Evidently the safe bet was wrong. On Wednesday astronomers made the kind of announcement that can only occur once in human history: the discovery of the nearest potentially habitable world beyond our solar system. This world may be rocky like ours and whirls in a temperate orbit around the Sun’s closest stellar neighbor, the red dwarf star Proxima Centauri just over four light-years away. Their findings are reported in a study in the journal Nature.
Although technically still considered a “candidate” planet awaiting verification, most astronomers consulted for this story believe the world to be there. Scarcely more than the planet’s orbital period and approximate mass are known, but that is enough to send shivers down spines. Proxima Centauri shines with only about a thousandth of our Sun’s luminosity, meaning any life-friendly planets must huddle close. The newfound world, christened “Proxima b” by scientists, resides in an 11.2-day orbit where water—and thus the kind of life we understand—could conceivably exist. And it is likely to be little more than one-third heavier than Earth, suggesting it offers a solid surface upon which seas and oceans could pool. In a feat of discovery that could reshape the history of science and human dreams of interstellar futures, our species has uncovered a potentially habitable planet right next door.

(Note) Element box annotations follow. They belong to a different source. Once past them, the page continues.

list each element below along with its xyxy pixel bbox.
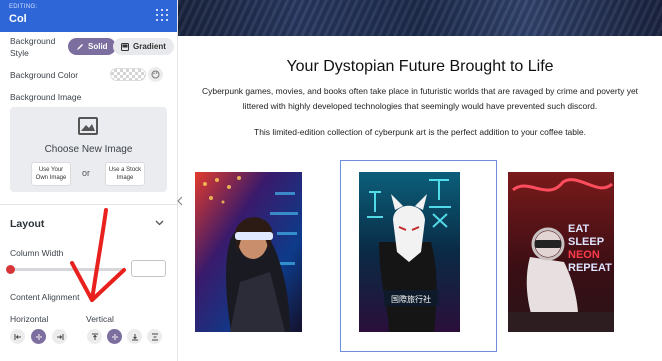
column-width-slider[interactable] xyxy=(10,268,123,271)
align-right-button[interactable] xyxy=(52,329,67,344)
background-style-label: Background Style xyxy=(10,36,56,58)
align-middle-icon xyxy=(111,333,118,340)
neon-sign-repeat: REPEAT xyxy=(568,262,612,274)
page-headline: Your Dystopian Future Brought to Life xyxy=(286,58,554,75)
neon-sign-neon: NEON xyxy=(568,249,600,261)
align-bottom-button[interactable] xyxy=(127,329,142,344)
neon-sign-eat: EAT xyxy=(568,223,589,235)
collection-paragraph: This limited-edition collection of cyber… xyxy=(254,127,586,137)
align-stretch-icon xyxy=(151,333,158,340)
editor-sidebar: EDITING: Col Background Style Solid Grad… xyxy=(0,0,178,361)
neon-sign-sleep: SLEEP xyxy=(568,236,604,248)
align-center-button[interactable] xyxy=(31,329,46,344)
sidebar-header: EDITING: Col xyxy=(0,0,177,32)
image-icon xyxy=(78,117,98,135)
gradient-label: Gradient xyxy=(133,42,166,51)
gradient-icon xyxy=(121,42,129,51)
grid-menu-icon[interactable] xyxy=(156,9,168,21)
align-stretch-button[interactable] xyxy=(147,329,162,344)
brush-icon xyxy=(77,43,83,50)
gallery-image-1[interactable] xyxy=(195,172,302,332)
color-swatch[interactable] xyxy=(110,68,146,81)
slider-handle[interactable] xyxy=(6,265,15,274)
align-middle-button[interactable] xyxy=(107,329,122,344)
solid-label: Solid xyxy=(88,42,108,51)
vertical-label: Vertical xyxy=(86,314,114,324)
neon-sign-text: 国際旅行社 xyxy=(391,294,431,304)
use-own-image-button[interactable]: Use Your Own Image xyxy=(31,162,71,186)
gallery-image-2[interactable]: 国際旅行社 xyxy=(359,172,460,332)
align-left-button[interactable] xyxy=(10,329,25,344)
column-width-input[interactable] xyxy=(131,260,166,277)
intro-paragraph: Cyberpunk games, movies, and books often… xyxy=(201,86,639,111)
sidebar-title: Col xyxy=(9,13,27,25)
gallery-image-3[interactable]: EAT SLEEP NEON REPEAT xyxy=(508,172,614,332)
image-picker: Choose New Image Use Your Own Image or U… xyxy=(10,107,167,192)
page-canvas: Your Dystopian Future Brought to Life Cy… xyxy=(178,0,662,361)
chevron-down-icon[interactable] xyxy=(155,220,164,226)
section-divider xyxy=(0,204,177,205)
editing-label: EDITING: xyxy=(9,4,38,10)
align-left-icon xyxy=(14,333,21,340)
align-top-icon xyxy=(91,333,98,340)
align-right-icon xyxy=(56,333,63,340)
solid-button[interactable]: Solid xyxy=(68,38,116,55)
align-bottom-icon xyxy=(131,333,138,340)
content-alignment-label: Content Alignment xyxy=(10,292,80,302)
palette-icon[interactable] xyxy=(148,67,163,82)
gradient-button[interactable]: Gradient xyxy=(113,38,174,55)
hero-banner-image xyxy=(178,0,662,36)
align-center-icon xyxy=(35,333,42,340)
or-label: or xyxy=(82,168,91,178)
choose-new-image-button[interactable]: Choose New Image xyxy=(10,144,167,155)
column-width-label: Column Width xyxy=(10,248,64,258)
horizontal-label: Horizontal xyxy=(10,314,49,324)
background-color-label: Background Color xyxy=(10,70,79,80)
use-stock-image-button[interactable]: Use a Stock Image xyxy=(105,162,145,186)
background-image-label: Background Image xyxy=(10,92,82,102)
layout-heading[interactable]: Layout xyxy=(10,218,44,230)
align-top-button[interactable] xyxy=(87,329,102,344)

“Succeeding in the search for the nearest terrestrial planet beyond the solar system has been an experience of a lifetime, and has drawn on the dedication and passion of a number of international researchers,” says the study’s lead author Guillem Anglada-Escudé, an astronomer at Queen Mary University of London who spearheaded the observations. “We hope these findings inspire future generations to look beyond the stars. The search for life on Proxima b comes next.”
For some, Proxima b is a fitting capstone to the astronomical revolution that began when the first exoplanets were found. “For more than 20 years the history of exoplanets has been defined by studying stars tens to hundreds of light-years away, when the Holy Grail—a small, rocky, potentially habitable planet—was just waiting to be discovered around our closest neighbor,” says astronomer Debra Fischer, a veteran planet hunter at Yale University who has led independent surveys of the Alpha Centauri system. “When we launch our first robotic explorers to stars beyond the solar system, we know where we should send them!”

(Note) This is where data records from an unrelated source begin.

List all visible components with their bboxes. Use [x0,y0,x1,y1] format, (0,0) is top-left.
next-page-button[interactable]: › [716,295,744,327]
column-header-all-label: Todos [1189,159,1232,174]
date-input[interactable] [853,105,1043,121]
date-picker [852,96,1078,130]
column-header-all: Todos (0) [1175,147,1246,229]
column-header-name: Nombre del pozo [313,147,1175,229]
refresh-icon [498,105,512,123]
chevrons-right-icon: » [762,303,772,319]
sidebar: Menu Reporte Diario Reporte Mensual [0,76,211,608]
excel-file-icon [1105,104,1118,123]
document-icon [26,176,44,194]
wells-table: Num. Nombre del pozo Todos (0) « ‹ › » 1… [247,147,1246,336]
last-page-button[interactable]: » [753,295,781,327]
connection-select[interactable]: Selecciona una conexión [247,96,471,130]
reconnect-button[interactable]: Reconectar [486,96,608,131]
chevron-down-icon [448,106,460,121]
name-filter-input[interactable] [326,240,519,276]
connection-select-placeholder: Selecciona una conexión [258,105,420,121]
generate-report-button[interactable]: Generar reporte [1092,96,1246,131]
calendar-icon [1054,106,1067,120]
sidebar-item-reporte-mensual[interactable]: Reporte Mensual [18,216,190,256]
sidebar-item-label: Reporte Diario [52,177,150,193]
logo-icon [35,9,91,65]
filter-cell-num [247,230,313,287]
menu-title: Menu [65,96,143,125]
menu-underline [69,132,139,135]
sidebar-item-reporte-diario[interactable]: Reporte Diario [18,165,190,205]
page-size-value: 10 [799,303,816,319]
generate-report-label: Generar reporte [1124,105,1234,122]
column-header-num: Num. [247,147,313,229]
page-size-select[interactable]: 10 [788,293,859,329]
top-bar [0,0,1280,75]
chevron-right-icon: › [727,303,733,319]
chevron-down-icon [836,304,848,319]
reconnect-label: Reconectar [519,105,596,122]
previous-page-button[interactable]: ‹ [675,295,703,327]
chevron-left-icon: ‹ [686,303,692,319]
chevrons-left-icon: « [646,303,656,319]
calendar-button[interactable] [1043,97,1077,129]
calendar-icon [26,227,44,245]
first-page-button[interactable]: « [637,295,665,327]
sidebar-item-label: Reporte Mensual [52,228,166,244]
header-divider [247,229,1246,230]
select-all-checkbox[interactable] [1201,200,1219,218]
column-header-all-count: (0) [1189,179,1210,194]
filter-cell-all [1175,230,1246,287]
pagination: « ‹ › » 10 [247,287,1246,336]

Caleb Scharf, director of astrobiology research at Columbia University, says the the new planet represents “a tremendously important psychological moment for the field, as well as for our species. Discovering who lives in the house next door can change perspectives and priorities—and that's what Proxima b will do.”

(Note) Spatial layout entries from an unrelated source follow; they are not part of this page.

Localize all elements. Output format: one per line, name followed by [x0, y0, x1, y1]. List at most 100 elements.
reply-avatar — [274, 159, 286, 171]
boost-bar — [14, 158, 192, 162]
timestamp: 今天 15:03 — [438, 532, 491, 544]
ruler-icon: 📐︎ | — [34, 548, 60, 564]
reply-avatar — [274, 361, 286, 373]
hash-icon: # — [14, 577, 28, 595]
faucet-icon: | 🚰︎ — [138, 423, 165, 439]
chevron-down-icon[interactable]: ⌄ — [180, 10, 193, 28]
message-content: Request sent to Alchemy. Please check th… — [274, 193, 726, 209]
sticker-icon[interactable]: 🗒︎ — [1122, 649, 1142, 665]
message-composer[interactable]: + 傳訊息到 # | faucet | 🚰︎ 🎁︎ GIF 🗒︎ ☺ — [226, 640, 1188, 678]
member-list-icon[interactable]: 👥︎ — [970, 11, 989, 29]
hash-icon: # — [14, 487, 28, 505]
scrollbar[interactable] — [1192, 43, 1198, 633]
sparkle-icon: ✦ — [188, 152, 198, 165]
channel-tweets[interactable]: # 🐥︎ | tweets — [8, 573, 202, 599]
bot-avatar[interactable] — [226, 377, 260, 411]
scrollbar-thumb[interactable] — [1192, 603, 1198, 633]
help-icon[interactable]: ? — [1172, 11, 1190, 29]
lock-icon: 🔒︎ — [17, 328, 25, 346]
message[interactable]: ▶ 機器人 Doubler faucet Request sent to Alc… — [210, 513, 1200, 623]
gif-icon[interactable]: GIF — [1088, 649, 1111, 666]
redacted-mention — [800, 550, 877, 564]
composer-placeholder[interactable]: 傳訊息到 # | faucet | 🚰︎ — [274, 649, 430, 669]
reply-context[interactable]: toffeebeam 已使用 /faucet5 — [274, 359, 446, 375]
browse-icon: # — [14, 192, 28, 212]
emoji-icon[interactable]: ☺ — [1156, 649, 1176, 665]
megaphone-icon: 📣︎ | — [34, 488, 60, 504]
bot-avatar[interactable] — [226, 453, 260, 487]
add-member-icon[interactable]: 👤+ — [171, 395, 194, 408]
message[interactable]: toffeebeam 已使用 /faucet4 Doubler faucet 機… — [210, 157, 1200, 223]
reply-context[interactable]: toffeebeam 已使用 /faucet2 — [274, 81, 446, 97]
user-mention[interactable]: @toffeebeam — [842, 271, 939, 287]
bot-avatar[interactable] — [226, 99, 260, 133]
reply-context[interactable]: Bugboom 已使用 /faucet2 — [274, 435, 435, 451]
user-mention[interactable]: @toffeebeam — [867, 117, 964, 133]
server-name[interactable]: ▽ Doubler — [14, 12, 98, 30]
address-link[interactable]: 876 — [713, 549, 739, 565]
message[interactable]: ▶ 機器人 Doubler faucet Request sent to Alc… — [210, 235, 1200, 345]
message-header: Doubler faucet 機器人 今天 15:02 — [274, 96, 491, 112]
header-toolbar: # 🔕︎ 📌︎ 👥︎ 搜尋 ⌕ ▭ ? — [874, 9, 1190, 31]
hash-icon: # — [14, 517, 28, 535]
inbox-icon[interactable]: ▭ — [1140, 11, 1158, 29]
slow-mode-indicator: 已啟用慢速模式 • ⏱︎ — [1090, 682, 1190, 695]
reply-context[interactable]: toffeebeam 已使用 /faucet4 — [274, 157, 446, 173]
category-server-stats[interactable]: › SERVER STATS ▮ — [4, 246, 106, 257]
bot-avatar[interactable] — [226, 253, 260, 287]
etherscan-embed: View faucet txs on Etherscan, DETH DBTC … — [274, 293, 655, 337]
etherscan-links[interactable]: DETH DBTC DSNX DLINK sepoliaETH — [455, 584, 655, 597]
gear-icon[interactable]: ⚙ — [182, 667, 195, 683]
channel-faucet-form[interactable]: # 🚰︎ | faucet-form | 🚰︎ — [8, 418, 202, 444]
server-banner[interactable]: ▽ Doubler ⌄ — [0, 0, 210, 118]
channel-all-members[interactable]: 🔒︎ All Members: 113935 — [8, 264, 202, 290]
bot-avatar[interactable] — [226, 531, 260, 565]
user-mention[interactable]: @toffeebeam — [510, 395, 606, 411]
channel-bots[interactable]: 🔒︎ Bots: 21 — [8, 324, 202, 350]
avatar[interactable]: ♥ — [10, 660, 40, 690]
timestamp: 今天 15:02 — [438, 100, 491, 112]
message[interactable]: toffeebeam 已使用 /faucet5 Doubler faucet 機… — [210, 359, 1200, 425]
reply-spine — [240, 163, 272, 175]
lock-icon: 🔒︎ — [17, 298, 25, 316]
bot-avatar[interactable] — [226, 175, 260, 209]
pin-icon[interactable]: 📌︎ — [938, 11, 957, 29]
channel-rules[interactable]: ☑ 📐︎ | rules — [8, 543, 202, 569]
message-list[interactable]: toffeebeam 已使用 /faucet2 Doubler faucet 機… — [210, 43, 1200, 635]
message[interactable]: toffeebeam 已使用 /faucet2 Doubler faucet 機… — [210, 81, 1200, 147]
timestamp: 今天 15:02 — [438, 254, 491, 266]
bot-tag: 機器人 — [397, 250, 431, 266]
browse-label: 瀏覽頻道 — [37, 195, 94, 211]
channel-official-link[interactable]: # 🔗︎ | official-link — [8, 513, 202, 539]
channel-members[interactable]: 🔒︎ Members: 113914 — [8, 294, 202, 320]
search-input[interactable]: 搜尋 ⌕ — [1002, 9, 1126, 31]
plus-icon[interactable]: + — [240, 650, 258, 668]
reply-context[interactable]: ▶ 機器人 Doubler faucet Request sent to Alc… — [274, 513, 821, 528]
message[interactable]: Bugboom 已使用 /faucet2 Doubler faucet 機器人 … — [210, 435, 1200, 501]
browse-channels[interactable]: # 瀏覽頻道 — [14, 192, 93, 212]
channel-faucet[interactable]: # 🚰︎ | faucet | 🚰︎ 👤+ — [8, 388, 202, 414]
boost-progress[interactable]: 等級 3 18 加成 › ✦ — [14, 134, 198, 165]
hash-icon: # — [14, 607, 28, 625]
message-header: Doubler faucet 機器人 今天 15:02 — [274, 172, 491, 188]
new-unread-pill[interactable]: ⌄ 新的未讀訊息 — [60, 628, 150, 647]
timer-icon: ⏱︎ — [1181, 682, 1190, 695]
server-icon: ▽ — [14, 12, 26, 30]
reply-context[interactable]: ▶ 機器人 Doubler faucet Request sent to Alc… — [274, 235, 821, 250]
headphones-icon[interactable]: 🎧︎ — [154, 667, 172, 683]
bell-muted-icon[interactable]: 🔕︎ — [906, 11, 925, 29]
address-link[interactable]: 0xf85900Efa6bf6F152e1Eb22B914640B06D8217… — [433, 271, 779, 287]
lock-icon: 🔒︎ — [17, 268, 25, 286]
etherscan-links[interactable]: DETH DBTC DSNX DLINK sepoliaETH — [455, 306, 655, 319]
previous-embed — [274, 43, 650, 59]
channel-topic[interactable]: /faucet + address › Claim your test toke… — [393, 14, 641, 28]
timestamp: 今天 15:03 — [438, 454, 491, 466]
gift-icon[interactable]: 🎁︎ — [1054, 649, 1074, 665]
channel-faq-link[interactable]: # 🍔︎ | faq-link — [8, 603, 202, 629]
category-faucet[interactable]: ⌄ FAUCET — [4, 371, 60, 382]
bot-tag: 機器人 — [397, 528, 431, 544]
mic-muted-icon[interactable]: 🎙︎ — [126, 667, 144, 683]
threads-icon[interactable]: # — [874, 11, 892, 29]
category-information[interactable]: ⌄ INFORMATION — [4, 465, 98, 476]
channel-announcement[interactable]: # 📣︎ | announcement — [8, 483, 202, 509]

Although it is barely more than four light-years away, Proxima Centauri is too faint to be seen with the naked eye. It drifts at the outskirts of the twin Sunlike stars Alpha Centauri A and B, forming a stellar trio that appears as a single gleaming point in the southern constellation of Centaurus. The tiny star is fated to slowly slip further away from us on the Milky Way’s celestial currents, but will remain the closest one bearing a planet for perhaps the next 40,000 years.
“For the first time, we have an exoplanet within our reach that could be a host to biological organisms,” says study co-author Mikko Tuomi, an astronomer at the University of Hertfordshire. “And that makes Proxima b not only one of the most fascinating discoveries astronomers have made but also one of the most important that can be made.”
Even so, it is a discovery that almost didn’t happen. “People seem to think we just found the planet. But no, we have believed it was there for years,” Anglada-Escudé says. “We just had to build an argument to convince others it exists.”